PROSTAT İLE İLGİLİ DOĞRU BİLİNEN YANLIŞLAR!

Sunuculuğunu Dr. Alpay Engin ve Dr. Tahir Ateş’in yaptığı “Sağlık ve Yaşam” programının...

PROSTAT İLE İLGİLİ DOĞRU BİLİNEN YANLIŞLAR!
Sunuculuğunu Dr. Alpay Engin ve Dr. Tahir Ateş’in yaptığı “Sağlık ve Yaşam” programının bu haftaki bölümüne Üroloji Uzmanı Op. Dr. Ercan Filiz konuk olarak katıldı.

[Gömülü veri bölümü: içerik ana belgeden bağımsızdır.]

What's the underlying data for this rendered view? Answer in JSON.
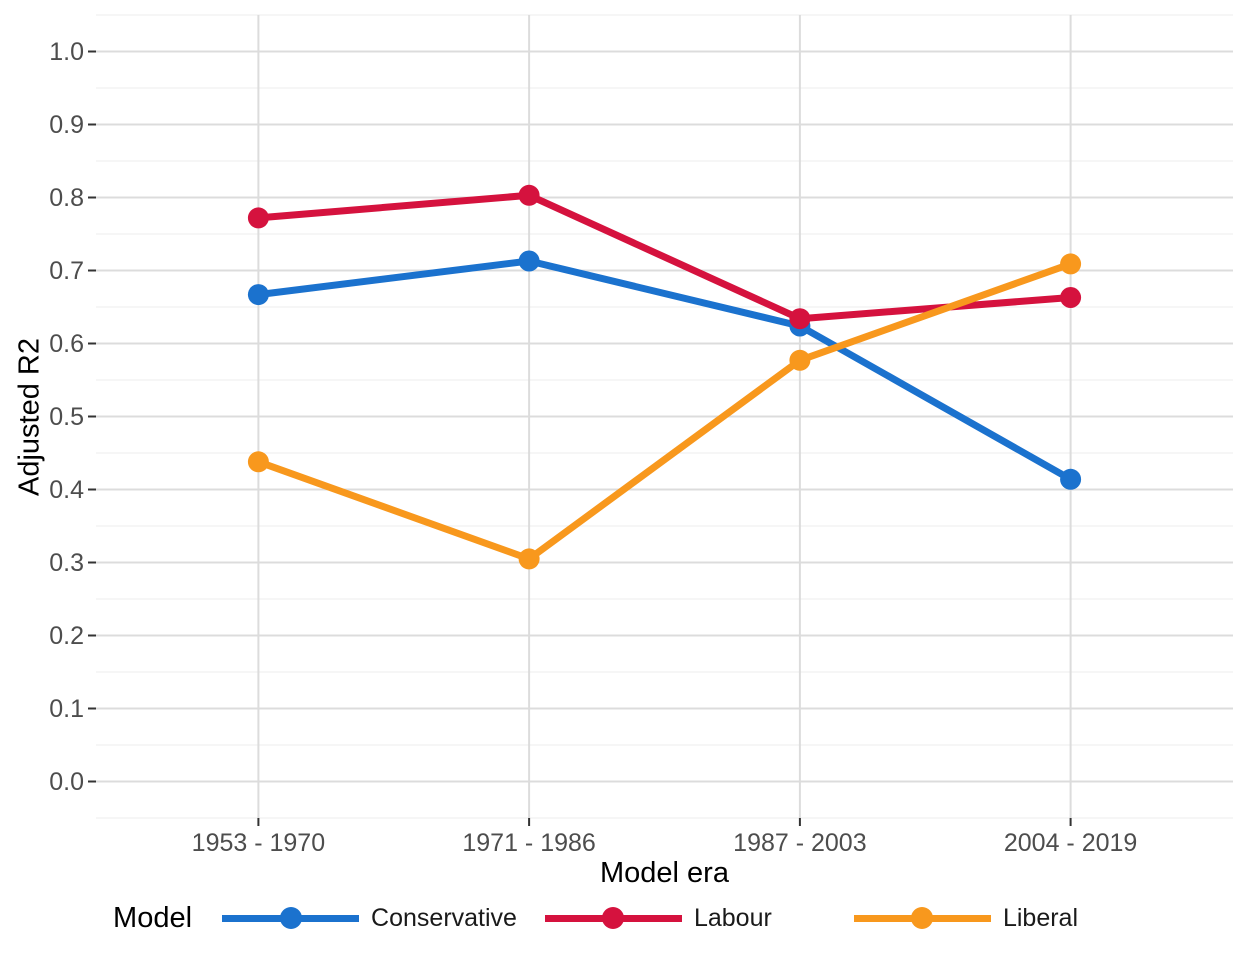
{
  "chart_data": {
    "type": "line",
    "title": "",
    "xlabel": "Model era",
    "ylabel": "Adjusted R2",
    "categories": [
      "1953 - 1970",
      "1971 - 1986",
      "1987 - 2003",
      "2004 - 2019"
    ],
    "series": [
      {
        "name": "Conservative",
        "color": "#1B72CE",
        "values": [
          0.667,
          0.713,
          0.624,
          0.414
        ]
      },
      {
        "name": "Labour",
        "color": "#D5123E",
        "values": [
          0.772,
          0.803,
          0.634,
          0.663
        ]
      },
      {
        "name": "Liberal",
        "color": "#F8981D",
        "values": [
          0.438,
          0.305,
          0.577,
          0.709
        ]
      }
    ],
    "y_ticks": [
      "0.0",
      "0.1",
      "0.2",
      "0.3",
      "0.4",
      "0.5",
      "0.6",
      "0.7",
      "0.8",
      "0.9",
      "1.0"
    ],
    "ylim": [
      0.0,
      1.0
    ],
    "grid": {
      "major_color": "#DCDCDC",
      "minor_color": "#F0F0F0",
      "minor_step": 0.05,
      "background": "#ffffff"
    },
    "axis": {
      "tick_color": "#333333",
      "tick_label_color": "#4D4D4D",
      "title_color": "#000000"
    },
    "legend": {
      "title": "Model",
      "position": "bottom",
      "entries": [
        "Conservative",
        "Labour",
        "Liberal"
      ]
    }
  }
}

Universal Hospital hastanesinin katkılarıyla önceki akşam canlı olarak yayınlanan programda Filiz, izleyicileri prostat ve taş hastalıkları konusunda bilgilendirdi, izleyicilerin ve sunucuların sorularını yanıtladı.

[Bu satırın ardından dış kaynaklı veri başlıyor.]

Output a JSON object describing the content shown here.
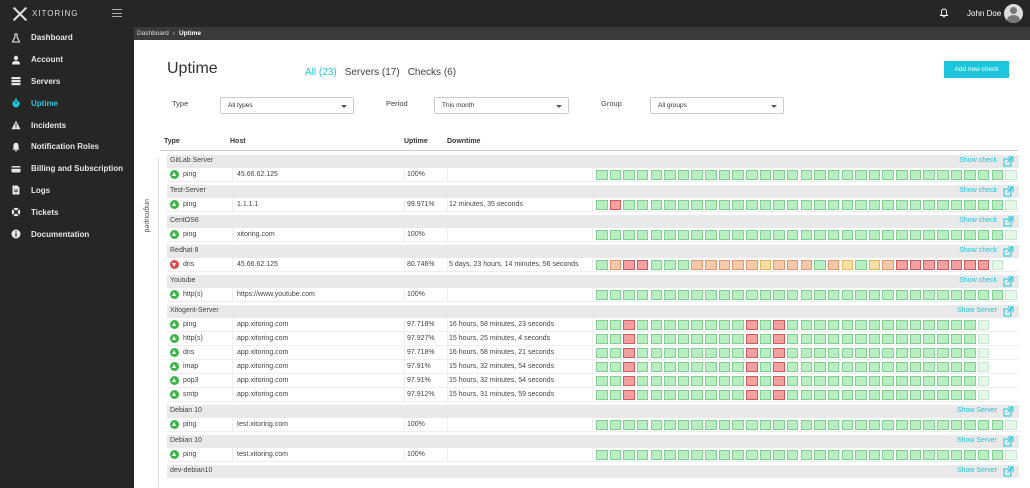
{
  "app": {
    "logo_text": "XITORING"
  },
  "sidebar": {
    "items": [
      {
        "label": "Dashboard",
        "icon": "flask-icon",
        "active": false
      },
      {
        "label": "Account",
        "icon": "user-icon",
        "active": false
      },
      {
        "label": "Servers",
        "icon": "server-icon",
        "active": false
      },
      {
        "label": "Uptime",
        "icon": "stopwatch-icon",
        "active": true
      },
      {
        "label": "Incidents",
        "icon": "warning-icon",
        "active": false
      },
      {
        "label": "Notification Roles",
        "icon": "bell-icon",
        "active": false
      },
      {
        "label": "Billing and Subscription",
        "icon": "billing-icon",
        "active": false
      },
      {
        "label": "Logs",
        "icon": "file-icon",
        "active": false
      },
      {
        "label": "Tickets",
        "icon": "lifebuoy-icon",
        "active": false
      },
      {
        "label": "Documentation",
        "icon": "info-icon",
        "active": false
      }
    ]
  },
  "topbar": {
    "user_name": "John Doe"
  },
  "breadcrumb": {
    "root": "Dashboard",
    "current": "Uptime"
  },
  "header": {
    "title": "Uptime",
    "tabs": [
      {
        "label": "All (23)",
        "active": true
      },
      {
        "label": "Servers (17)",
        "active": false
      },
      {
        "label": "Checks (6)",
        "active": false
      }
    ],
    "add_button": "Add new check"
  },
  "filters": {
    "type": {
      "label": "Type",
      "value": "All types"
    },
    "period": {
      "label": "Period",
      "value": "This month"
    },
    "group": {
      "label": "Group",
      "value": "All groups"
    }
  },
  "table": {
    "columns": {
      "type": "Type",
      "host": "Host",
      "uptime": "Uptime",
      "downtime": "Downtime"
    },
    "side_label": "ungrouped",
    "groups": [
      {
        "name": "GitLab Server",
        "link": "Show check",
        "checks": [
          {
            "type": "ping",
            "host": "45.66.62.125",
            "uptime": "100%",
            "downtime": "",
            "status": "up",
            "bars": "gggggggggggggggggggggggggggggge"
          }
        ]
      },
      {
        "name": "Test-Server",
        "link": "Show check",
        "checks": [
          {
            "type": "ping",
            "host": "1.1.1.1",
            "uptime": "99.971%",
            "downtime": "12 minutes, 35 seconds",
            "status": "up",
            "bars": "grgggggggggggggggggggggggggggge"
          }
        ]
      },
      {
        "name": "CentOS6",
        "link": "Show check",
        "checks": [
          {
            "type": "ping",
            "host": "xitoring.com",
            "uptime": "100%",
            "downtime": "",
            "status": "up",
            "bars": "gggggggggggggggggggggggggggggge"
          }
        ]
      },
      {
        "name": "Redhat 8",
        "link": "Show check",
        "checks": [
          {
            "type": "dns",
            "host": "45.66.62.125",
            "uptime": "80.746%",
            "downtime": "5 days, 23 hours, 14 minutes, 56 seconds",
            "status": "down",
            "bars": "gorrgggoooooyooogoygyorrrrrrre"
          }
        ]
      },
      {
        "name": "Youtube",
        "link": "Show check",
        "checks": [
          {
            "type": "http(s)",
            "host": "https://www.youtube.com",
            "uptime": "100%",
            "downtime": "",
            "status": "up",
            "bars": "gggggggggggggggggggggggggggggge"
          }
        ]
      },
      {
        "name": "Xitogent-Server",
        "link": "Show Server",
        "checks": [
          {
            "type": "ping",
            "host": "app.xitoring.com",
            "uptime": "97.718%",
            "downtime": "16 hours, 58 minutes, 23 seconds",
            "status": "up",
            "bars": "ggrggggggggrgrgggggggggggggge"
          },
          {
            "type": "http(s)",
            "host": "app.xitoring.com",
            "uptime": "97.927%",
            "downtime": "15 hours, 25 minutes, 4 seconds",
            "status": "up",
            "bars": "ggrggggggggrgrgggggggggggggge"
          },
          {
            "type": "dns",
            "host": "app.xitoring.com",
            "uptime": "97.718%",
            "downtime": "16 hours, 58 minutes, 21 seconds",
            "status": "up",
            "bars": "ggrggggggggrgrgggggggggggggge"
          },
          {
            "type": "imap",
            "host": "app.xitoring.com",
            "uptime": "97.91%",
            "downtime": "15 hours, 32 minutes, 54 seconds",
            "status": "up",
            "bars": "ggrggggggggrgrgggggggggggggge"
          },
          {
            "type": "pop3",
            "host": "app.xitoring.com",
            "uptime": "97.91%",
            "downtime": "15 hours, 32 minutes, 54 seconds",
            "status": "up",
            "bars": "ggrggggggggrgrgggggggggggggge"
          },
          {
            "type": "smtp",
            "host": "app.xitoring.com",
            "uptime": "97.912%",
            "downtime": "15 hours, 31 minutes, 59 seconds",
            "status": "up",
            "bars": "ggrggggggggrgrgggggggggggggge"
          }
        ]
      },
      {
        "name": "Debian 10",
        "link": "Show Server",
        "checks": [
          {
            "type": "ping",
            "host": "test.xitoring.com",
            "uptime": "100%",
            "downtime": "",
            "status": "up",
            "bars": "gggggggggggggggggggggggggggggge"
          }
        ]
      },
      {
        "name": "Debian 10",
        "link": "Show Server",
        "checks": [
          {
            "type": "ping",
            "host": "test.xitoring.com",
            "uptime": "100%",
            "downtime": "",
            "status": "up",
            "bars": "gggggggggggggggggggggggggggggge"
          }
        ]
      },
      {
        "name": "dev-debian10",
        "link": "Show Server",
        "checks": []
      }
    ]
  }
}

Prostatın halk arasında bir hastalık olarak bilindiğini, hâlbuki prostatın erkeklerde doğum anından itibaren var olan bir organ olduğunu vurgulayan Op. Dr. Ercan Filiz sözlerini şöyle sürdürdü;

“Prostat meniye katkıda bulunan bir organdır. Erkeklerin üreme işlevlerinde önemli bir yere sahiptir. Biz ilk dünyaya geldiğimiz zaman prostatın 4-5 gram bir ağırlığı vardır. Daha sonra ergenlik döneminde büyümeye başlar. 20’li yaşlarda 20 grama kadar ulaşır. Spermlerin kadın rahmi içerisinde daha uzun süre yaşayabilmesini sağlar. 40-45 yaşından sonra tam olarak sebebini bilemediğimiz ama erkeklik hormonuna bağlı olduğuna emin olduğumuz bir süreç başlar. Belki menopozun karşılığı olarak düşünülebilir. Prostat kontrolsüz büyümeye başlar. İşte prostat hastalığı burada karşımıza çıkıyor. Prostat var mı' Sorusunun karşılığı aslında bu büyümedir. Sonrasında bu büyümeden kaynaklanan sıkıntılardır. Mesela hasta gece boyunca hiç tuvalet ihtiyacını gidermek için kalkmazken çok daha sık kalkmaya başlayabiliyor. Çok daha uzun süre tuvalette kalmaya başlıyorlar. Gün içerisinde de çok daha sık tuvalete çıkma ihtiyacı hissediyorlar”.
Prostatın erkeklerde herhangi bir kanser hastalığından daha sık görüldüğünü ifade eden Filiz; “erkeklerde prostat kanserinin görülme olasılığı yüzde 30’dur. Bu da şu anlama geliyor ki; her üç erkekten biri prostat kanseri olma riski taşıyor. Bu kanser sık görülüyor olmasına rağmen birtakım şansları da beraberinde getiriyor. Çok yavaş seyreden, tembel seyreden bir rahatsızlık ve erken tanısı konduğu zaman yüzde 100 tedavisi mümkün bir rahatsızlık”.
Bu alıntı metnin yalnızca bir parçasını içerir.